The Golden Eagles share the ball so well that five of them are scoring at least 9.7 points per game: Kam Jones (16.4), Olivier-Maxence Prosper (12.2), Tyler Kolek (10.1) and David Joplin (9.7).

“We have genuine love for each other, genuine relationships,” Jones said. “We love to see each other succeed. There’s no jealousy within the team. That just brings us closer together and helps us play better as a team.”

Marquette also boasts one of the nation’s top distributors in Kolek. In his second season at Marquette, the George Mason transfer ranks third among all Division I players in assists per game (7.9) and second in assist-turnover ratio (3.44).

“He’s the best quarterback in college basketball,” UConn coach Dan Hurley said after his team lost 82-76 at Marquette on Jan. 12.

Kolek wants to make sure the Golden Eagles maintain their momentum and learn from last season.

One year ago, Marquette was 16-7 after beating No. 12 Villanova on Feb. 2, capping a six-game stretch in which it went 5-1 while facing five ranked teams.
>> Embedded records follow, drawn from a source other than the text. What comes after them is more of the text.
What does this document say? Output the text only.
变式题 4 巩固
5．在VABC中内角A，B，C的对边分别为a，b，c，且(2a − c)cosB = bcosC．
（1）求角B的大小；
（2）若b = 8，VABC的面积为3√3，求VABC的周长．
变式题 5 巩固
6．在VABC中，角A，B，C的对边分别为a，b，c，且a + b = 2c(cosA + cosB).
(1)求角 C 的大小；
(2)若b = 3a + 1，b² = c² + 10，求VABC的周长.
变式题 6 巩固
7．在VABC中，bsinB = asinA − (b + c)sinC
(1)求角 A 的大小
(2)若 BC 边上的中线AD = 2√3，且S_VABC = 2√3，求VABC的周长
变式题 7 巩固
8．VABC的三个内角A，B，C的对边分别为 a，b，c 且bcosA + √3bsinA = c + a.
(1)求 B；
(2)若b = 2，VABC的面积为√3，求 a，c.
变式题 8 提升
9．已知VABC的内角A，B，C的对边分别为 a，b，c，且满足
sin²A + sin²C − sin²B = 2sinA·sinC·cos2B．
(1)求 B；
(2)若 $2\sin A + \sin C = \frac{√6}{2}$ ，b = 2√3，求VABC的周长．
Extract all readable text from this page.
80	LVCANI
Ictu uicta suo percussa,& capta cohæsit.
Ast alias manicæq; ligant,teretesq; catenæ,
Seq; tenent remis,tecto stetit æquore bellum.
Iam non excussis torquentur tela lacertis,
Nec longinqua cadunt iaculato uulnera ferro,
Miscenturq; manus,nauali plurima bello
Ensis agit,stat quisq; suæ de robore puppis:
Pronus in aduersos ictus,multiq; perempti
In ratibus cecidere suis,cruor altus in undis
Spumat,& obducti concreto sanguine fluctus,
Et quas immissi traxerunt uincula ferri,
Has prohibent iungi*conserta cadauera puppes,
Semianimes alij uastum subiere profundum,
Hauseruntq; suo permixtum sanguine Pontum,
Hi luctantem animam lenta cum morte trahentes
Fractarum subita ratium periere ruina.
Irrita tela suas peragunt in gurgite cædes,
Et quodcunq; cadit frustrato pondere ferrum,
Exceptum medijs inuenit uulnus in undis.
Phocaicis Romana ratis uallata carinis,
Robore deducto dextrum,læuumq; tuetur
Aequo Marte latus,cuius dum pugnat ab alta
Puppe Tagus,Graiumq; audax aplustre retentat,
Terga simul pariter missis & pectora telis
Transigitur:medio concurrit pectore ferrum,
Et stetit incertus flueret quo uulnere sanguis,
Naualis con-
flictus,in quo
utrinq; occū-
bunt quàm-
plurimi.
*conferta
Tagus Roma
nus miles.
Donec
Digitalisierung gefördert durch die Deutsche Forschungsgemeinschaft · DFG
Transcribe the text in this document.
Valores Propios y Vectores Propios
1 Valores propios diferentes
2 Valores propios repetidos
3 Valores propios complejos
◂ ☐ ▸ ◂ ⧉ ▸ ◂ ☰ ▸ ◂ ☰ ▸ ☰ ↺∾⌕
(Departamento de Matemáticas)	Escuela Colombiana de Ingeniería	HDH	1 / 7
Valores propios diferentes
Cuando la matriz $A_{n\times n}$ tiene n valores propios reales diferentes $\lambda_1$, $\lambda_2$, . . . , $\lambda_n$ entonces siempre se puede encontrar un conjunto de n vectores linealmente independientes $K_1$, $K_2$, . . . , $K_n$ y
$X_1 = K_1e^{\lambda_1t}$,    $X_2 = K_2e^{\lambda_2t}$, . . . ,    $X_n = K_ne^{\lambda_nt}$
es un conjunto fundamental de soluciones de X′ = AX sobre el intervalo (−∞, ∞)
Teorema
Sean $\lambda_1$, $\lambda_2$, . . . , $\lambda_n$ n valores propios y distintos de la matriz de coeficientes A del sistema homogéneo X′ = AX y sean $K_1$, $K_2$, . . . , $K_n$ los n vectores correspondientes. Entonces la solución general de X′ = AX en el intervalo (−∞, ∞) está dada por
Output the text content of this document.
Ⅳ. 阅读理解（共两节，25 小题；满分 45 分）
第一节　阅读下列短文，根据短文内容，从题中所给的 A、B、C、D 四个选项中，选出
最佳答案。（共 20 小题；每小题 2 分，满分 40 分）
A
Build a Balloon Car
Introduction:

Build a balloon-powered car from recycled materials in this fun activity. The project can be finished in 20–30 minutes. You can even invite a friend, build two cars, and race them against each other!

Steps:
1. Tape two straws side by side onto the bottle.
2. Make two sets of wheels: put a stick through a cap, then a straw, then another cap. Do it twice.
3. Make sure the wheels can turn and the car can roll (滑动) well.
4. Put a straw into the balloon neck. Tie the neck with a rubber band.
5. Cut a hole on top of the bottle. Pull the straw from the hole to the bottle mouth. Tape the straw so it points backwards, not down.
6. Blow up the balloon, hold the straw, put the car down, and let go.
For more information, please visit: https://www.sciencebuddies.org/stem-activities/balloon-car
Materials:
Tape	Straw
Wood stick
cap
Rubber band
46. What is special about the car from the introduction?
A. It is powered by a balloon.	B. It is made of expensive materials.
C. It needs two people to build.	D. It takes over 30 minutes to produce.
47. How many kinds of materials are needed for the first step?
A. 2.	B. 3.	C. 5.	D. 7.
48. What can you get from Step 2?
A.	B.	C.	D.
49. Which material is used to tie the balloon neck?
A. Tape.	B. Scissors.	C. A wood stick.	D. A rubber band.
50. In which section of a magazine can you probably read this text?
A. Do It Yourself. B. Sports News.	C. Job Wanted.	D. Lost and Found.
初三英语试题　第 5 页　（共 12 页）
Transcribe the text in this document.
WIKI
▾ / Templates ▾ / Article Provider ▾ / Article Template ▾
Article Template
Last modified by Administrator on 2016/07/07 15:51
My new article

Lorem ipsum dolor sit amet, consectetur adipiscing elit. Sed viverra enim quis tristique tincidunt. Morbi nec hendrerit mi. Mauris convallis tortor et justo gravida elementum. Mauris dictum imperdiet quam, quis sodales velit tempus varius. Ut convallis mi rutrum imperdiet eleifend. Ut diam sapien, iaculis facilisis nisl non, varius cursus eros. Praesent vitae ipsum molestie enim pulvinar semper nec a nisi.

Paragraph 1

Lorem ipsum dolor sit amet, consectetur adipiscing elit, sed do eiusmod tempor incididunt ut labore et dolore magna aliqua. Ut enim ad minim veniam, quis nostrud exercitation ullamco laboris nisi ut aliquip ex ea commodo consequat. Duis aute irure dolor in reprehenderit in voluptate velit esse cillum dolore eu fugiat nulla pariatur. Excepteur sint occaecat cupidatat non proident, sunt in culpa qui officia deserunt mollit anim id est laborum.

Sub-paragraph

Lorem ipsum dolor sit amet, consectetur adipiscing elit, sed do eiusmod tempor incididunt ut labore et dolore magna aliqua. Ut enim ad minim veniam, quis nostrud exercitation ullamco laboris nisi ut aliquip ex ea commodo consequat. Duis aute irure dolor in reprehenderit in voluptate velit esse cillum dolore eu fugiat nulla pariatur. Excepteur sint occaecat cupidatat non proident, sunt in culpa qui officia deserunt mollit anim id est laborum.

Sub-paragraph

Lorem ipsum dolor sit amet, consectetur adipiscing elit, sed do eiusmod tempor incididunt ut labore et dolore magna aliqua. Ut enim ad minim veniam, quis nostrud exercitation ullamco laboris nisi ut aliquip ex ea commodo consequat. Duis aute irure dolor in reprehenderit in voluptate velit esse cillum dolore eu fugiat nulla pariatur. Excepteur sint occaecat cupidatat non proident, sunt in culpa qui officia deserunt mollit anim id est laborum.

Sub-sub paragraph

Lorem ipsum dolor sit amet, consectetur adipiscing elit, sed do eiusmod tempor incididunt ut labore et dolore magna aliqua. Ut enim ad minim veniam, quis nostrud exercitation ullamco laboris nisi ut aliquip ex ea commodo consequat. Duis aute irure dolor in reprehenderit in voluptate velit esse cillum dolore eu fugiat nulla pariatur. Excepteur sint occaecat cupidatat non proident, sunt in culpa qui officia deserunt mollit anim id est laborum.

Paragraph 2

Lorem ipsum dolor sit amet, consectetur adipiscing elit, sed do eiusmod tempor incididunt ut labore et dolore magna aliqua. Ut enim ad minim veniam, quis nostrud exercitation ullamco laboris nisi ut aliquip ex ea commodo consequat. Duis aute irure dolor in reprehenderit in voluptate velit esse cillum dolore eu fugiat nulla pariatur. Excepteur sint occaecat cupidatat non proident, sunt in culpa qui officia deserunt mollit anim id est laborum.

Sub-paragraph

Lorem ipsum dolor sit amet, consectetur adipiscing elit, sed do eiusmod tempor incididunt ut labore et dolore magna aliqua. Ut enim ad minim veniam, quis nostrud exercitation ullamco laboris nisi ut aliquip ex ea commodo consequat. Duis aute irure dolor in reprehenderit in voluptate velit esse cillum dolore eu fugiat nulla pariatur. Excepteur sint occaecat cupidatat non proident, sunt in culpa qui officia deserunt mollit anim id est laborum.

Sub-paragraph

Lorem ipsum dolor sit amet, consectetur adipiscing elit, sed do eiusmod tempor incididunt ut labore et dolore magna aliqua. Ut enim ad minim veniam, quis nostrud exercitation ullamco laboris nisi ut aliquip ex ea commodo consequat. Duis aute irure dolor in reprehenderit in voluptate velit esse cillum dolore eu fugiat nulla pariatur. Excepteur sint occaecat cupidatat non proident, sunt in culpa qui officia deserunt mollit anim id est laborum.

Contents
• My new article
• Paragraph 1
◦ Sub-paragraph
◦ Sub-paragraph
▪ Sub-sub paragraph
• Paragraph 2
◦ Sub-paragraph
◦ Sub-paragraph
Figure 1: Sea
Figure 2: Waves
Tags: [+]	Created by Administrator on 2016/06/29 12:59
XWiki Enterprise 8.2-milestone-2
The Golden Eagles went 3-6 the rest of the way and got trounced 95-63 by eventual runner-up North Carolina in the first round of the NCAA Tournament.

“We kind of lost our edge,” Kolek recalled.

Marquette’s tradition of late-season slides preceded Smart’s arrival. Marquette has posted a combined 17-24 post-January record over the last four seasons and hasn’t gone above .500 after January since 2017-18.

When he took over before the 2021-22 season, Smart did some redecorating in hopes it might produce more team success. The walls near the office had honored Marquette’s individual record holders before Smart decided instead to salute top teams.

“What we want to have portrayed for our guys to see every day when they walk in the office, we want them to see winning,” Smart said. “We want them to see relationships. We want them to see growth.”

Now they’re intent on making themselves one of those teams. They got even more motivation last week when Marquette honored the school’s 2003 Final Four team during halftime of a victory over Providence.

“We want to be that team that gets honored the same way they are and remembered like they are,” Kolek said.